In the Spotlight window there is an info icon next to each search result. Clicking this will give you loads of useful information about that result. It's like choosing "Get info..." on a file in the Finder, only you can do it on iCal events, fonts, music, emails and contacts.

Spotlight Info


There are loads of keyboard shortcuts for manipulating the Spotlight menu. Most of these correspond to the normal behaviour in other Mac OS X menus. Use the Up and Down keys scroll up and down the menu. Command-Down will move to the first item in the next category, Command-Up Arrow will move to the first item in the previous category. Control-Up or the Page up key will move you to the first item in the menu, and Control-Down or Page down will take you to the last item in the menu. Command-Left and Command-Right will skip to the start or end of the search field, while Tab will select all text in the search field and Escape will clear it. If you press Escape with the search field empty, the Spotlight menu will close.

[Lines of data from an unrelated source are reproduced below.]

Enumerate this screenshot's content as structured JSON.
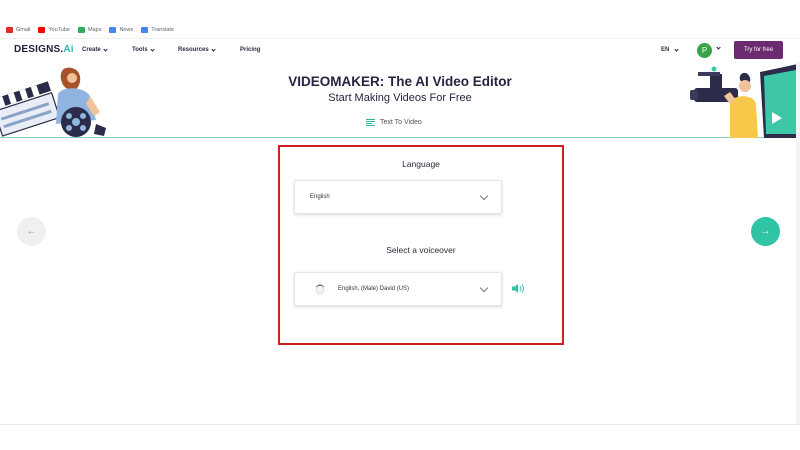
{
  "bookmarks": [
    {
      "label": "Gmail",
      "icon": "gmail-icon",
      "color": "#d93025"
    },
    {
      "label": "YouTube",
      "icon": "youtube-icon",
      "color": "#ff0000"
    },
    {
      "label": "Maps",
      "icon": "maps-icon",
      "color": "#34a853"
    },
    {
      "label": "News",
      "icon": "news-icon",
      "color": "#4285f4"
    },
    {
      "label": "Translate",
      "icon": "translate-icon",
      "color": "#4285f4"
    }
  ],
  "header": {
    "logo_main": "DESIGNS.",
    "logo_accent": "Ai",
    "nav": {
      "create": "Create",
      "tools": "Tools",
      "resources": "Resources",
      "pricing": "Pricing"
    },
    "language": "EN",
    "avatar_letter": "P",
    "try_button": "Try for free"
  },
  "hero": {
    "title": "VIDEOMAKER: The AI Video Editor",
    "subtitle": "Start Making Videos For Free",
    "mode_label": "Text To Video"
  },
  "form": {
    "language_label": "Language",
    "language_value": "English",
    "voice_label": "Select a voiceover",
    "voice_value": "English, (Male) David (US)"
  },
  "colors": {
    "accent": "#2ec4a5",
    "brand_button": "#6a2c6f",
    "highlight_frame": "#d0201f"
  }
}
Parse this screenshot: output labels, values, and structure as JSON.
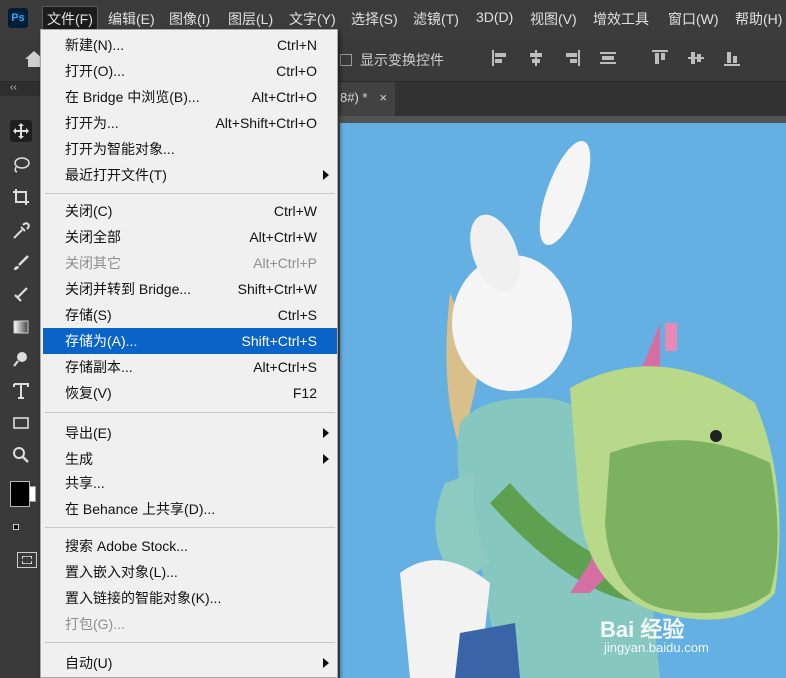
{
  "app": {
    "logo_text": "Ps"
  },
  "menubar": {
    "items": [
      "文件(F)",
      "编辑(E)",
      "图像(I)",
      "图层(L)",
      "文字(Y)",
      "选择(S)",
      "滤镜(T)",
      "3D(D)",
      "视图(V)",
      "增效工具",
      "窗口(W)",
      "帮助(H)"
    ]
  },
  "options": {
    "show_transform_label": "显示变换控件"
  },
  "collapse_label": "‹‹",
  "document_tab": {
    "title": "8#) *",
    "close": "×"
  },
  "file_menu": {
    "items": [
      {
        "label": "新建(N)...",
        "shortcut": "Ctrl+N"
      },
      {
        "label": "打开(O)...",
        "shortcut": "Ctrl+O"
      },
      {
        "label": "在 Bridge 中浏览(B)...",
        "shortcut": "Alt+Ctrl+O"
      },
      {
        "label": "打开为...",
        "shortcut": "Alt+Shift+Ctrl+O"
      },
      {
        "label": "打开为智能对象...",
        "shortcut": ""
      },
      {
        "label": "最近打开文件(T)",
        "shortcut": ""
      },
      {
        "label": "关闭(C)",
        "shortcut": "Ctrl+W"
      },
      {
        "label": "关闭全部",
        "shortcut": "Alt+Ctrl+W"
      },
      {
        "label": "关闭其它",
        "shortcut": "Alt+Ctrl+P"
      },
      {
        "label": "关闭并转到 Bridge...",
        "shortcut": "Shift+Ctrl+W"
      },
      {
        "label": "存储(S)",
        "shortcut": "Ctrl+S"
      },
      {
        "label": "存储为(A)...",
        "shortcut": "Shift+Ctrl+S"
      },
      {
        "label": "存储副本...",
        "shortcut": "Alt+Ctrl+S"
      },
      {
        "label": "恢复(V)",
        "shortcut": "F12"
      },
      {
        "label": "导出(E)",
        "shortcut": ""
      },
      {
        "label": "生成",
        "shortcut": ""
      },
      {
        "label": "共享...",
        "shortcut": ""
      },
      {
        "label": "在 Behance 上共享(D)...",
        "shortcut": ""
      },
      {
        "label": "搜索 Adobe Stock...",
        "shortcut": ""
      },
      {
        "label": "置入嵌入对象(L)...",
        "shortcut": ""
      },
      {
        "label": "置入链接的智能对象(K)...",
        "shortcut": ""
      },
      {
        "label": "打包(G)...",
        "shortcut": ""
      },
      {
        "label": "自动(U)",
        "shortcut": ""
      }
    ]
  },
  "watermark": {
    "brand": "Bai 经验",
    "url": "jingyan.baidu.com"
  },
  "colors": {
    "accent": "#0a64c8",
    "canvas_sky": "#64b0e2"
  }
}
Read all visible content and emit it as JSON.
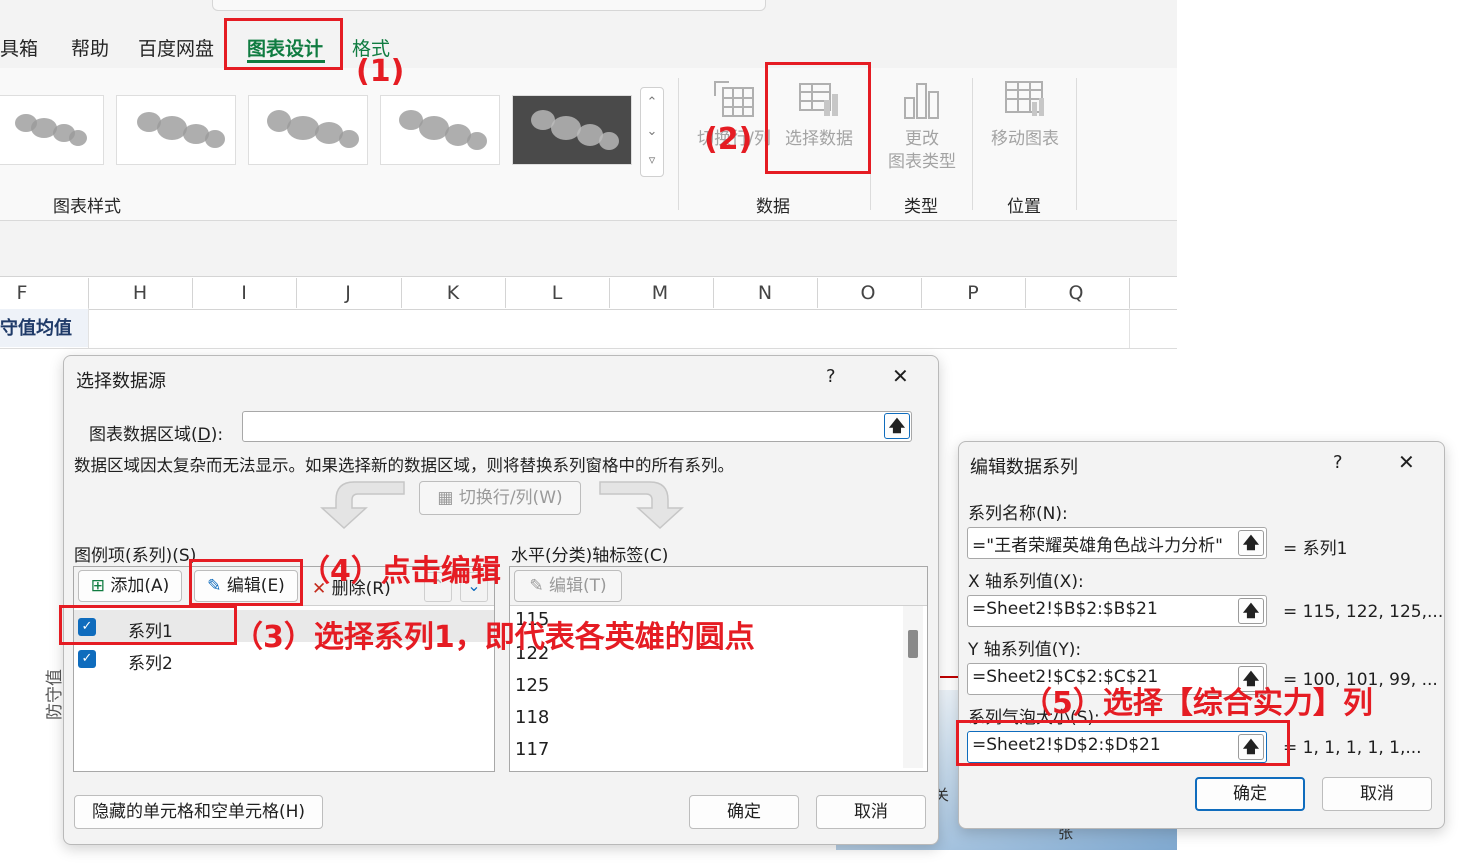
{
  "ribbon": {
    "tabs": [
      "工具箱",
      "帮助",
      "百度网盘",
      "图表设计",
      "格式"
    ],
    "tab_truncated_first": "具箱",
    "active_tab": "图表设计",
    "styles_group_label": "图表样式",
    "data_group": {
      "label": "数据",
      "switch_row_col": "切换行/列",
      "select_data": "选择数据"
    },
    "type_group": {
      "label": "类型",
      "change_type_line1": "更改",
      "change_type_line2": "图表类型"
    },
    "location_group": {
      "label": "位置",
      "move_chart": "移动图表"
    }
  },
  "sheet": {
    "columns": [
      "F",
      "H",
      "I",
      "J",
      "K",
      "L",
      "M",
      "N",
      "O",
      "P",
      "Q"
    ],
    "cell_text": "守值均值",
    "axis_label": "防守值",
    "bottom_fragment_1": "关",
    "bottom_fragment_2": "张"
  },
  "select_data_dialog": {
    "title": "选择数据源",
    "help": "?",
    "close": "✕",
    "range_label": "图表数据区域(D):",
    "range_label_main": "图表数据区域(",
    "range_label_key": "D",
    "range_label_end": "):",
    "range_value": "",
    "info": "数据区域因太复杂而无法显示。如果选择新的数据区域，则将替换系列窗格中的所有系列。",
    "switch_button": "切换行/列(W)",
    "legend_label": "图例项(系列)(S)",
    "axis_label": "水平(分类)轴标签(C)",
    "add_button": "添加(A)",
    "edit_button": "编辑(E)",
    "delete_button": "删除(R)",
    "axis_edit_button": "编辑(T)",
    "series": [
      {
        "name": "系列1",
        "checked": true
      },
      {
        "name": "系列2",
        "checked": true
      }
    ],
    "axis_values": [
      "115",
      "122",
      "125",
      "118",
      "117"
    ],
    "hidden_cells_button": "隐藏的单元格和空单元格(H)",
    "ok": "确定",
    "cancel": "取消"
  },
  "edit_series_dialog": {
    "title": "编辑数据系列",
    "help": "?",
    "close": "✕",
    "name_label": "系列名称(N):",
    "name_value": "=\"王者荣耀英雄角色战斗力分析\"",
    "name_result": "= 系列1",
    "x_label": "X 轴系列值(X):",
    "x_value": "=Sheet2!$B$2:$B$21",
    "x_result": "= 115, 122, 125,...",
    "y_label": "Y 轴系列值(Y):",
    "y_value": "=Sheet2!$C$2:$C$21",
    "y_result": "= 100, 101, 99, ...",
    "size_label": "系列气泡大小(S):",
    "size_value": "=Sheet2!$D$2:$D$21",
    "size_result": "= 1, 1, 1, 1, 1,...",
    "ok": "确定",
    "cancel": "取消"
  },
  "annotations": {
    "step1": "(1)",
    "step2": "(2)",
    "step3": "（3）选择系列1，即代表各英雄的圆点",
    "step4": "（4）点击编辑",
    "step5": "（5）选择【综合实力】列"
  },
  "colors": {
    "accent_green": "#107c41",
    "annotation_red": "#e51c23",
    "dialog_blue": "#0f6cbd"
  }
}
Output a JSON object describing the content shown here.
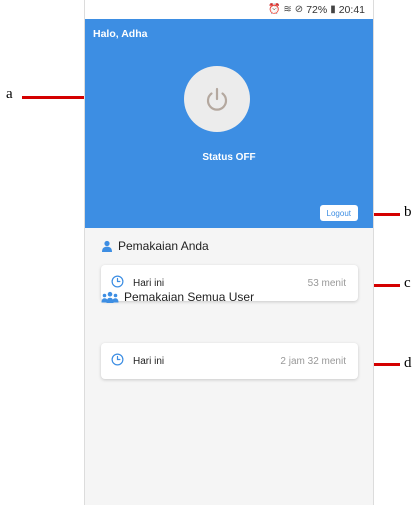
{
  "status_bar": {
    "battery": "72%",
    "time": "20:41"
  },
  "header": {
    "greeting": "Halo, Adha",
    "power_status": "Status OFF",
    "logout_label": "Logout"
  },
  "sections": [
    {
      "title": "Pemakaian Anda",
      "card": {
        "label": "Hari ini",
        "value": "53 menit"
      }
    },
    {
      "title": "Pemakaian Semua User",
      "card": {
        "label": "Hari ini",
        "value": "2 jam 32 menit"
      }
    }
  ],
  "annotations": {
    "a": "a",
    "b": "b",
    "c": "c",
    "d": "d"
  },
  "colors": {
    "header": "#3d8ee3",
    "arrow": "#d40000",
    "icon": "#3d8ee3"
  }
}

You can narrow you searches by specifying a kind. For example, to search for "Hello" but only in your music files, you would type "Hello kind:music". This can be done for almost any type of file - applications, movies, images, contacts and mail.

Using the same method as above, you can choose for Spotlight to only display files opened in a certain date range. For example, you would use "date:yesterday" to specify only files opened yesterday. Choosing a future date will display upcoming iCal events and to do items.

From the Spotlight pane in System Preferences you can enable, disable and rearrange categories. In the Privacy tab you can disable searching of specific locations.

Get Info Comments

To improve your Spotlight searches you can assign Spotlight Comments to files in the Get Info window. Access this by selecting your file in the Finder and pressing Command-I. Now you can set comments such as "urgent" or "temp" to make that file appear when those keywords are searched in Spotlight.